AR Automation is the Cost-saving Step All Businesses Need to Take

  • Bojana Miletic, Solutions Specialist at BlueSnap

  • 22.11.2022 12:15 pm
  • #Automation

As the pound plummets, energy bills soar and the UK dips into recession, businesses across every sector are looking to their books to see where they can save. As executives pore over their invoices and expenses, there may be hidden or untapped opportunity in looking at their accounts receivable process.

Accounts receivable (AR) automation is technology that automates AR processes, so teams aren’t wasting precious time and labour on unnecessarily manual tasks. It helps businesses get paid more quickly, thus improving cash flow and the ability to for better forecasting and planning.   Additionally, these enhanced processes boost productivity and overall customer satisfactions.  And it’s a rapidly growing market, expected to double in value to $3 billion by 2024.

But too many businesses are still failing to reap its benefits and are holding back their growth. A new research report titled “The Current State of AR, Automation”, found that nearly half (49%) of global businesses are still using legacy AR processes. There are several barriers to adoption but key among them is a lack of understanding: 71% of business executives don’t understand what AR automation is and how it can create positive cashflow. 

Innovation in any industry is always met with roadblocks because of the fear of the unknown, but this reluctance to embrace automation is now doing more harm than good for businesses. At a time when cutting costs and increasing cash flow is more important than ever, companies can’t afford to turn their back on processes that will streamline and optimise their work.

It’s time to leave legacy AR behind

This new report found that 49.5% of businesses' current AR processing was either completely or mostly manual.

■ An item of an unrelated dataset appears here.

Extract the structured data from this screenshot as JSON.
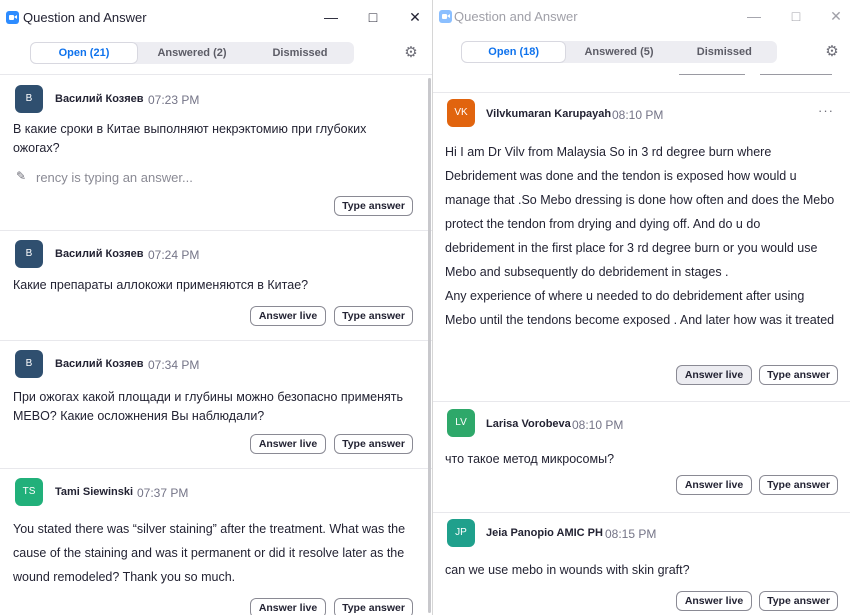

Fragmented automation can be almost as damaging as none at all, as companies are missing out on vital streamlining opportunities and the chance to meet their payment deadlines, invoicing targets and keep the end customer satisfied.

To maximise the benefit of automation, companies need to step away from legacy processes, retire manual payment orchestration and embrace full automation. Our survey results found that 89% of businesses that have automated AR processes are getting paid within their agreed payment terms or faster, making cash flow management easier and minimising financial losses due to slow, laborious processing.

What’s stopping businesses automating?

All businesses have their own unique approach to the AR processes, and making a full switch to automation may be met with scepticism or even fear. When asked, 71% of executives confirmed that a lack of understanding over what technology is available topped the reasons for not implementing more automation. Other common reasons include concerns about negative impacts on customers (59%), resistance to change (58%) and worries about automation taking the human element out of the business (47%).

Typical AR management is manual and time-consuming. While this may seem inefficient to new employees and technological innovators, for many people, it is all that they know. Changing to processes that minimise the human factor can be daunting, therefore, it is important for stakeholders and decision-makers to demonstrate clearly why AR automation is the best option as we advance. We often hear from our customers that fully automating AR processes has seen an increase in efficiency and job productivity, as time isn’t being taken up by invoice chasing. AR teams need to know their value and understand how automation will make their jobs easier, not become their replacement. 

How end-to-end AR can help your business

Organisations that have implemented automation technology are seeing substantial benefits. Automating AR improves merchant services in a number of ways. The most common benefits include improved productivity of the AR team (67%), increased customer satisfaction (67%) and improved customer retention (56%). As touched on already, the most compelling benefit of AR automation is to speed up the payments process, with 89% of respondents with mostly automated AR processing, seeing payment terms met or paid early. More efficient cash flow can only serve to positively impact the business and provide everyone involved with an improved level of service.

An accounts receivable automation system removes the risk of human error, typing mistakes and lost documentation. Automation offers efficiency and speed, which in turn leads to reduced costs in payment orchestration and processing. It also allows you to redirect your people, allowing them to dedicate more time to complex problems and enhance customer service and experience.

Change can be intimidating, particularly in a period of uncertainty. But often it’s necessary in order to survive. AR automation is a crucial step businesses must take if they want to cut down on costs and processing time, take charge of their cash flow and improve efficiency and productivity. Clinging on to legacy systems will only see them left behind.